Aksi 4 - Semoga Nggak Galak

Start from the beginning
                                    

"Presiden modelan kamu begini, yang ada negara berubah bobrok."

Shera terkekeh kemudian memasang wajah songong. "Tapi aku nggak bakal biarin para koruptor hirup oksigen lebih lama. Nyusahin aja mereka."

"Jadi kaki kamu sakit buat jalan?"

"Nggak sakit sih, Mas. Tapi, kayak nyut-nyutan gitu. Tahu deh, apa penyebabnya. Aku skip penjelasan dokternya, nggak minat." Shera menyuapi Obelix seiris lagi. "Overall aku nggak apa-apa."

Ini yang bikin Obelix geleng-geleng kepala terhadap Shera.
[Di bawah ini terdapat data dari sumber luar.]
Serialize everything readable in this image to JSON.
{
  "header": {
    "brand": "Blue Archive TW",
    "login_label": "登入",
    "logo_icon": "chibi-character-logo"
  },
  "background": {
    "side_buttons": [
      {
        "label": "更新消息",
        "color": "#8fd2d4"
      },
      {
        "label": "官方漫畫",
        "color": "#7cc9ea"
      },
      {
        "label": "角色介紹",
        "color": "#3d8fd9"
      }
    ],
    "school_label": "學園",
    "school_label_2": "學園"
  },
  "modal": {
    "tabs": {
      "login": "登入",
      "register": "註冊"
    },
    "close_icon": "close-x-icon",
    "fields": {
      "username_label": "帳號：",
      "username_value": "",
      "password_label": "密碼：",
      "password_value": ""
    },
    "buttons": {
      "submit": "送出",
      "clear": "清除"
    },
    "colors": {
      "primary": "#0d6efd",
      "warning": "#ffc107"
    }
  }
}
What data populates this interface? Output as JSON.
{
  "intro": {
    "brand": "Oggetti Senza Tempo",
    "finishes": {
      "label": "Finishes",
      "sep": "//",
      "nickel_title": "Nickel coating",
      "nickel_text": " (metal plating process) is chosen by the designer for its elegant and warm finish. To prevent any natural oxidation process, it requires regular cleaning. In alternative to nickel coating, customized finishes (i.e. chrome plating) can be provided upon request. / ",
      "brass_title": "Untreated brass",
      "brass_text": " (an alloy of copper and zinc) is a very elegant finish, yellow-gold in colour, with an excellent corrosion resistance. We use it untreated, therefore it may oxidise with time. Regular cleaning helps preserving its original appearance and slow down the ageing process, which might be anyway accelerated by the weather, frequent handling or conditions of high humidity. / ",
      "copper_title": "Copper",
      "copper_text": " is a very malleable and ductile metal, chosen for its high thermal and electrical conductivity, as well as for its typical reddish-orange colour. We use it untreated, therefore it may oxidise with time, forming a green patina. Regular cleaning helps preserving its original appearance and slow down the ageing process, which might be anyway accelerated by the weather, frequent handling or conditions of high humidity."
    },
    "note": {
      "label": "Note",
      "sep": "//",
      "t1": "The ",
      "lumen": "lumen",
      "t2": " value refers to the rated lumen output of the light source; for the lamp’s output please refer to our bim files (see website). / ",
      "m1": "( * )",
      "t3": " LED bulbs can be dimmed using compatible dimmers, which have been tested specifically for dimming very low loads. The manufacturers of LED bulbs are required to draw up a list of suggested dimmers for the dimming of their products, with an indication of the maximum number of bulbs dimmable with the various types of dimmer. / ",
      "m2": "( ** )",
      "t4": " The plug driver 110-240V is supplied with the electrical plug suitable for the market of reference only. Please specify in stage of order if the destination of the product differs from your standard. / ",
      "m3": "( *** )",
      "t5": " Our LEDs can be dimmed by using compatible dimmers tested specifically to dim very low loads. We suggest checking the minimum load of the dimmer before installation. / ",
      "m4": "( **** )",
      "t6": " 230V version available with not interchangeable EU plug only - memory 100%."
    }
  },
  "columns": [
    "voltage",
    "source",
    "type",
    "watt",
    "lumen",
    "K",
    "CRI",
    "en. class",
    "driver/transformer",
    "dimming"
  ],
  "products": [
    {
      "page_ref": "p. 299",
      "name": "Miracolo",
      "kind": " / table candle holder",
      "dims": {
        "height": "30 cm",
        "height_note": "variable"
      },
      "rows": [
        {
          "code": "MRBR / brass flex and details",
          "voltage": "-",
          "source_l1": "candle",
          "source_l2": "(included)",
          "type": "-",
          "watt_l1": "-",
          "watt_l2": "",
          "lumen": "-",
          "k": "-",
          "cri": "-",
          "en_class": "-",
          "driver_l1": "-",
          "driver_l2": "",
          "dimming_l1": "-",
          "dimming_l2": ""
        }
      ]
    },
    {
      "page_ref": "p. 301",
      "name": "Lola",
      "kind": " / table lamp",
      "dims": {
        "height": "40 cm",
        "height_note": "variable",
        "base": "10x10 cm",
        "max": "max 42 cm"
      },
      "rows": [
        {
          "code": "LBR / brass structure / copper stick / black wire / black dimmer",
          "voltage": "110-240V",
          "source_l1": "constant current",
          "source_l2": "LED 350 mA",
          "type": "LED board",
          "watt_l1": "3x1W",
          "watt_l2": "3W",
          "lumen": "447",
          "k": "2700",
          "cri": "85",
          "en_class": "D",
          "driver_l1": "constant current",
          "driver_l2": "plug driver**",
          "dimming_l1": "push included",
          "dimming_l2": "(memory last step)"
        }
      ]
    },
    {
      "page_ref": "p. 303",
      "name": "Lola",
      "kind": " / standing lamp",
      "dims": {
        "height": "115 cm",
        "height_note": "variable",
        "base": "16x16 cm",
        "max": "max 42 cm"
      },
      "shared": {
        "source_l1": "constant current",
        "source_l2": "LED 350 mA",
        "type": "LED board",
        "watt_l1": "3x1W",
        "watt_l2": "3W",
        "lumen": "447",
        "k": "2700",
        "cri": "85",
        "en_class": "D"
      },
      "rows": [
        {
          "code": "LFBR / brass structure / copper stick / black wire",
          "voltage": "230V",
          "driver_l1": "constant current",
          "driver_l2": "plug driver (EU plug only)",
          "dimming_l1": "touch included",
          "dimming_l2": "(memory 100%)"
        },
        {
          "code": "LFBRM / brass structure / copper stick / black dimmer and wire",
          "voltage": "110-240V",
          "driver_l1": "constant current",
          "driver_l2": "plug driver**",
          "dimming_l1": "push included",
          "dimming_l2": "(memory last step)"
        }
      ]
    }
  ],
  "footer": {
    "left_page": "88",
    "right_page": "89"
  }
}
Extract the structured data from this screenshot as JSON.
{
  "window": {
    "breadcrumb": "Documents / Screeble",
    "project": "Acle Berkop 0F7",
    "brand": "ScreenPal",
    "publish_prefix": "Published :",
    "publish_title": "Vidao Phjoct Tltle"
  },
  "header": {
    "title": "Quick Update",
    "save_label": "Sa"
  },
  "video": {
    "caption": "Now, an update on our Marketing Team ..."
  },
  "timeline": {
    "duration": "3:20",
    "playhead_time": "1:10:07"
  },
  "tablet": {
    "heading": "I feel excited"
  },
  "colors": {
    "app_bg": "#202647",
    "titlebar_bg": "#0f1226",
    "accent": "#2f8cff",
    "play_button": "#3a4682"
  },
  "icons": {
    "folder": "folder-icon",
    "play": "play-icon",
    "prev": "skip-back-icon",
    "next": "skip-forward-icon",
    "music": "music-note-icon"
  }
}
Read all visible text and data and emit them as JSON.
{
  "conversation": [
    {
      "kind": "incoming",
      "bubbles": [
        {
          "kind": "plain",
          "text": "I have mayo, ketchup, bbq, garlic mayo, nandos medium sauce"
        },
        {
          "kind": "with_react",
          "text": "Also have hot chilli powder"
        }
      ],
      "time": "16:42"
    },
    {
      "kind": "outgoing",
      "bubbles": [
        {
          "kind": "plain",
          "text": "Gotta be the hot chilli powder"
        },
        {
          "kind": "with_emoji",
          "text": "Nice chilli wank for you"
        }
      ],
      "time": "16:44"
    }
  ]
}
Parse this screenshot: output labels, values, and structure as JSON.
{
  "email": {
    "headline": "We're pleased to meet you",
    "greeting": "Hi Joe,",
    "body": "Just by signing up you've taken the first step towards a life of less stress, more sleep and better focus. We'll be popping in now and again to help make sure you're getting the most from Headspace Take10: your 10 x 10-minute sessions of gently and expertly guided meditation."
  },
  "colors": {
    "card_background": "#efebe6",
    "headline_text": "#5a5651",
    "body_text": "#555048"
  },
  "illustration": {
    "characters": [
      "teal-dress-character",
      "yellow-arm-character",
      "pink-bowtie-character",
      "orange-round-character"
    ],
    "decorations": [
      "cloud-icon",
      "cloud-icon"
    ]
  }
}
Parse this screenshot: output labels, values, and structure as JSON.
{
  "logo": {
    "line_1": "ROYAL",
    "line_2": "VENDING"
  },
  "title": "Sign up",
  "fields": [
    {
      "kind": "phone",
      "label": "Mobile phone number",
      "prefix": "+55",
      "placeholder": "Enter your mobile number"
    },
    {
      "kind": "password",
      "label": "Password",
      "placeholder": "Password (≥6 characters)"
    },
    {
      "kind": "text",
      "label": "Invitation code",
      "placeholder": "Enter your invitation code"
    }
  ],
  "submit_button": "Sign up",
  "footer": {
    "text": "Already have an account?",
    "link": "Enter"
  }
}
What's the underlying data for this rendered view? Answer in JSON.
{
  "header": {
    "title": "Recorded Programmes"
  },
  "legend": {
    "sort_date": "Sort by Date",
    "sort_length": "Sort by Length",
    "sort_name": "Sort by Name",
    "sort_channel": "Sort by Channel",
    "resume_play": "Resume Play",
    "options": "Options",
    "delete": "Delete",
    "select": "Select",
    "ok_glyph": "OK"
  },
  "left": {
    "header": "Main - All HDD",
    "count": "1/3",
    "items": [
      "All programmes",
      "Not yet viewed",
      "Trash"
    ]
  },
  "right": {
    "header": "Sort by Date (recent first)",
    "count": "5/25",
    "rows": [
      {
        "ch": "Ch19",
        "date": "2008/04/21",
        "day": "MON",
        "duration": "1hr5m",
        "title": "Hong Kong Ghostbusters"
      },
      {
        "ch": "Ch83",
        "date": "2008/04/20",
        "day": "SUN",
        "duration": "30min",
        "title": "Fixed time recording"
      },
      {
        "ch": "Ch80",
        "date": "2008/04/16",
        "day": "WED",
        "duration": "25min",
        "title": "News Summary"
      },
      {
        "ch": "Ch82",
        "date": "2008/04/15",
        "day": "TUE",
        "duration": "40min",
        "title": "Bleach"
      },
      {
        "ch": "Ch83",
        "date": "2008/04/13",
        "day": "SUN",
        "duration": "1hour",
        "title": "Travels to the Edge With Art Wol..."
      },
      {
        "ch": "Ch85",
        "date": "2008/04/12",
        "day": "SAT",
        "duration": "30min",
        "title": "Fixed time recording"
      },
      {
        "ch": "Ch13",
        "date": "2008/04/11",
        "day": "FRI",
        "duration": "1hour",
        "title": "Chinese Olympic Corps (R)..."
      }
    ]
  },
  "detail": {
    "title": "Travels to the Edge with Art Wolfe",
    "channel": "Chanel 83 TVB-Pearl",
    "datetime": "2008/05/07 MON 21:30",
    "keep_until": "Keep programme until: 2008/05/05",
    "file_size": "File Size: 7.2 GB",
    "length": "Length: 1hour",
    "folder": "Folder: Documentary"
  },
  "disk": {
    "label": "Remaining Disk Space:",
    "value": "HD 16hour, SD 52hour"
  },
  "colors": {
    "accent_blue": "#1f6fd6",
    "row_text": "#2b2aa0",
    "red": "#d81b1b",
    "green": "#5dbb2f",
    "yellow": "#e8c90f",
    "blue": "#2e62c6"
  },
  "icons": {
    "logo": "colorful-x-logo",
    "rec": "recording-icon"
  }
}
Mau semengerikan apa pun lukanya, Shera selalu menganggap remeh dan tidak ambil pusing. Kalau Obelix boleh berterus terang, luka yang dialami adiknya sekarang tidak sebanding dengan kejadian cedera kepala beberapa bulan lalu. Namun, tetap saja, Obelix tidak menyukai hal-hal aneh yang disukai Shera.

"She, kamu tahu kan kalau Mas sayang kamu?"

"Tahu kok."

"Bisa berhenti buat ngelakuin ini?" Gadis itu terdiam, bahkan untuk mengunyah pun benar-benar tak dilakukan. Obelix mendesah pasrah. Seberat apa pun menanggung tingkah Shera, buat Obelix tidak jadi masalah. Shera adalah sosok terpenting bagi hidupnya. "Mas cuma nggak bisa lihat kamu begini. Jatuh, luka, berdarah, emangnya bukan perkara sepele?"

"Mas nggak percaya kalau aku bisa jaga diri?"

"Lalu sekarang apa?" tanya Obelix. "Ini yang kamu sebut bisa jaga diri?"

"Ini cuma lagi sial. Biasanya aku—"

Obelix lebih cepat memungkas, "Nggak ada baik-baik saja kalau konteksnya begini. Oke?"

Kepala Shera tertunduk ke bawah. Di antara manusia-manusia yang ada, Shera paling tunduk pada kakaknya. "Maaf, Mas," cicitnya. "Aku udah buat ulah lagi. Bikin Mas khawatir dan pusing lagi. Tapi, aku sayang Mas juga kok. Mas pun masih jadi cowok terganteng sejagat raya buat aku."

"She, kamu nggak benci ke Mas, kan?"

Shera mengangkat kepalanya segera. "Mas, kok ngomongnya begitu?"

"Barangkali karena ini kamu jadi segan atau takut ke Mas. Parahnya sampe benci." Obelix memindahkan segera loyang pizza dan cup soda ke meja kecil. Tidak ada barang-barang lain kecuali vas dengan bunganya adalah buatan. Maju sedikit, lengan Obelix menjangkau sang adik ke dalam pelukan. "Jangan ngelanjutin hobi aneh kamu yang itu lagi, ya?"

"Maksudnya tawuran?"

Obelix mengangguk. "Sejenis itu pokoknya."

"Kalau balap motor? Plis, Mas, yang ini jangan. Sayang banget kalau Blacky sampai jadi pengangguran."

Blacky yang dimaksudkan adalah sebuah motor Kawasaki ninja Z1000 berwarna hitam. Pemberian Obelix saat Shera berulang tahun ke-18. Sekali lagi, imej Shera adalah tanggung jawab Obelix. Sehingga motor tersebut bersifat rahasia seperti tingkah Shera selama ini. Obelix yang menyimpannya dan Shera hanya bisa menggunakan motor tersebut sewaktu-waktu. Tentu dengan kehati-hatian agar tidak tertangkap basah oleh keluarga.

"Berani jamin nggak bakal ada luka lagi?" Jarak mereka kembali terbentang. Dari matanya, Obelix bisa melihat bagaimana peribahasa bagai pinang dibelah dua bekerja. Shera dengan mamanya nyaris kembar yang berbeda zaman. "Sampai hobi itu bikin kamu masuk sini lagi, Mas ogah buat setujuin."

Yang bisa Shera lakukan hanyalah mengangguk ragu.

Cuma butuh sehari untuk Shera berada di rumah sakit. Selepas itu, Obelix-lah yang menampung adiknya untuk beberapa hari ke depan. Seperti biasa. Paling tidak sampai cedera di sana sembuh dan kruk kehilangan fungsinya karena kaki Shera bisa berjalan normal lagi. Beruntungnya dari segi alasan, pihak keluarga tak memberatkan. Mamanya percaya jika Shera hanya ingin tinggal di rumah baru sang Kakak.